Al llegar me encuentro con una pequeña cola, habitual en estos tiempos. Espero mi turno, entro, selecciono las cosas que faltan: jabón para lavar ropa y otro para lavar platos; tostadas, crema de avellanas, macarrones, ragu (salsa de tomate con carne), queso, pan, carnes, mayonesa, cebolla, tomate, nueve botellas de agua y algunas cosas más. Afortunadamente aceptan la tarjeta, meto todo en mis maletas y tres botellas de agua en mi mochila, las otras seis en mi mano y empiezo el viaje de regreso a casa. Tuve que parar y cambiar bolsas y botellas de agua varias veces tratando de compensar el peso y mitigar la fatiga. A falta de unos cien metros, me detengo por última vez, recupero el aliento, agarro las asas de las bolsas y veo lo secas que tengo las manos, enrojecidas y adoloridas por el tiempo y el lavado frecuente, “No puedo olvidar usar humectante —cobro. En la vereda del edificio dejo mis compras, busco las llaves en mi bolsillo, levanto la cabeza, miro mi imagen reflejada en la puerta de vidrio de la entrada, y desaprobé ese cabello desordenado e informe.

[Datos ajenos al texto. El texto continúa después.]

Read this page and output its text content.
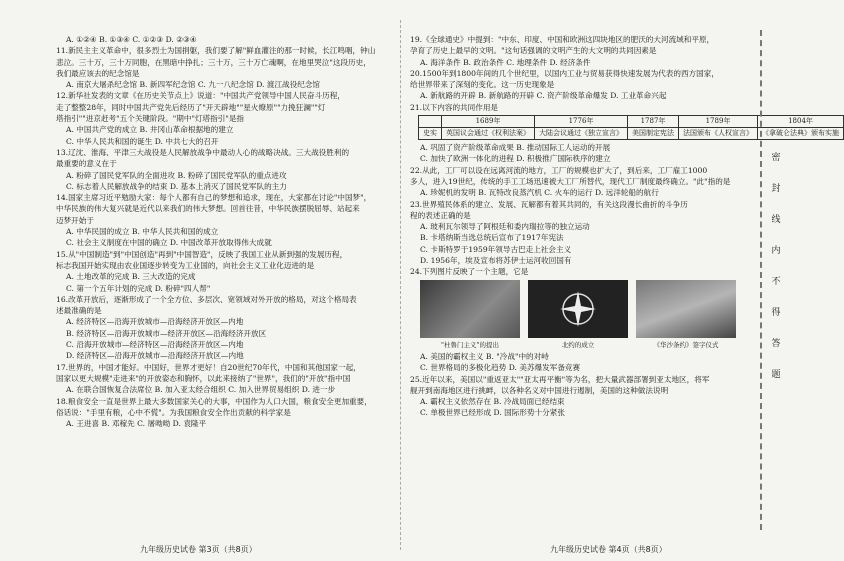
A. ①②④ B. ①③④ C. ①②③ D. ②③④
11.新民主主义革命中，很多烈士为国捐躯，我们要了解"鲜血灌注的那一时候，长江鸣咽，钟山
悲泣。三十万，三十万同胞，在黑暗中挣扎；三十万，三十万亡魂啊，在地里哭泣"这段历史，
我们最应该去的纪念馆是
A. 南京大屠杀纪念馆 B. 新四军纪念馆 C. 九一八纪念馆 D. 渡江战役纪念馆
12.新华社发表的文章《在历史关节点上》说道："中国共产党领导中国人民奋斗历程，
走了整整28年，同时中国共产党先后经历了"开天辟地""星火燎原""力挽狂澜""灯
塔指引""进京赶考"五个关键阶段。"期中"灯塔指引"是指
A. 中国共产党的成立 B. 井冈山革命根据地的建立
C. 中华人民共和国的诞生 D. 中共七大的召开
13.辽沈、淮海、平津三大战役是人民解放战争中最动人心的战略决战。三大战役胜利的
最重要的意义在于
A. 粉碎了国民党军队的全面进攻 B. 粉碎了国民党军队的重点进攻
C. 标志着人民解放战争的结束 D. 基本上消灭了国民党军队的主力
14.国家主席习近平勉励大家：每个人都有自己的梦想和追求，现在，大家都在讨论"中国梦"，
中华民族的伟大复兴就是近代以来我们的伟大梦想。回首往昔，中华民族摆脱屈辱、站起来
迈梦开始于
A. 中华民国的成立 B. 中华人民共和国的成立
C. 社会主义制度在中国的确立 D. 中国改革开放取得伟大成就
15.从"中国制造"到"中国创造"再到"中国智造"，反映了我国工业从新到强的发展历程，
标志我国开始实现由农业国逐步转变为工业国的，向社会主义工业化迈进的是
A. 土地改革的完成 B. 三大改造的完成
C. 第一个五年计划的完成 D. 粉碎"四人帮"
16.改革开放后，逐渐形成了一个全方位、多层次、宽领域对外开放的格局，对这个格局表
述最准确的是
A. 经济特区—沿海开放城市—沿海经济开放区—内地
B. 经济特区—沿海开放城市—经济开放区—沿海经济开放区
C. 沿海开放城市—经济特区—沿海经济开放区—内地
D. 经济特区—沿海开放城市—沿海经济开放区—内地
17.世界的，中国才能好。中国好，世界才更好！自20世纪70年代，中国和其他国家一起，
国家以更大规模"走进来"的开放姿态和胸怀，以此来接纳了"世界"，我们的"开放"指中国
A. 在联合国恢复合法席位 B. 加入亚太经合组织 C. 加入世界贸易组织 D. 进一步
18.粮食安全一直是世界上最大多数国家关心的大事，中国作为人口大国，粮食安全更加重要，
俗话说："手里有粮，心中不慌"。为我国粮食安全作出贡献的科学家是
A. 王进喜 B. 邓稼先 C. 屠呦呦 D. 袁隆平
19.《全球通史》中提到："中东、印度、中国和欧洲这四块地区的肥沃的大河流域和平原，
孕育了历史上最早的文明。"这句话强调的文明产生的大文明的共同因素是
A. 海洋条件 B. 政治条件 C. 地理条件 D. 经济条件
20.1500年到1800年间的几个世纪里，以国内工业与贸易获得快速发展为代表的西方国家，
给世界带来了深刻的变化。这一历史现象是
A. 新航路的开辟 B. 新航路的开辟 C. 资产阶级革命爆发 D. 工业革命兴起
21.以下内容的共同作用是
	1689年	1776年	1787年	1789年	1804年
史实	英国议会通过《权利法案》	大陆会议通过《独立宣言》	美国制定宪法	法国颁布《人权宣言》	《拿破仑法典》颁布实施
A. 巩固了资产阶级革命成果 B. 推动国际工人运动的开展
C. 加快了欧洲一体化的进程 D. 积极推广国际秩序的建立
22.从此，工厂可以设在远离河流的地方，工厂的规模也扩大了，到后来，工厂雇工1000
多人，进入19世纪，传统的手工工场迅速被大工厂所替代，现代工厂制度最终确立。"此"指的是
A. 珍妮机的发明 B. 瓦特改良蒸汽机 C. 火车的运行 D. 远洋轮船的航行
23.世界殖民体系的建立、发展、瓦解都有着其共同的，有关这段漫长曲折的斗争历
程的表述正确的是
A. 玻利瓦尔领导了阿根廷和委内瑞拉等的独立运动
B. 卡塔纳斯当选总统后宣布了1917年宪法
C. 卡斯特罗于1959年领导古巴走上社会主义
D. 1956年，埃及宣布将苏伊士运河收回国有
24.下列图片反映了一个主题，它是
"杜鲁门主义"的提出	北约的成立	《华沙条约》签字仪式
A. 美国的霸权主义 B. "冷战"中的对峙
C. 世界格局的多极化趋势 D. 美苏爆发军备竞赛
25.近年以来，美国以"重返亚太""亚太再平衡"等为名，把大量武器部署到亚太地区，将军
舰开到南海地区进行挑衅，以各种名义对中国进行遏制，美国的这种做法说明
A. 霸权主义依然存在 B. 冷战局面已经结束
C. 单极世界已经形成 D. 国际形势十分紧张
密
封
线
内
不
得
答
题
九年级历史试卷 第3页（共8页）	九年级历史试卷 第4页（共8页）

Giro la llave, entro, subo ocho tramos de escaleras en el vestíbulo y llamo al ascensor. Llego a mi piso, salgo y me preparo para llevar a cabo el plan trazado horas antes. Abro y cierro la puerta del apartamento sin tocar el picaporte, dejo las bolsas y el agua en la entrada; Me quito los zapatos, con ellos en la mano voy a la cocina, abro la puerta del balcón y los dejo ahí; Aún en la cocina, me quito la mochila de la espalda, me desvisto, tiro la ropa al suelo, agarro mi toalla y tiro todo a la lavadora. Al poco tiempo voy al baño, inerte, dejo que el agua caliente golpee mi cuerpo creyendo que puede prevenir un posible contagio; la temperatura alta me trae de vuelta, así que me lavo el cabello y froto cada centímetro de mi cuerpo como si la fuerza aplicada a esa acción fuera proporcional a la limpieza.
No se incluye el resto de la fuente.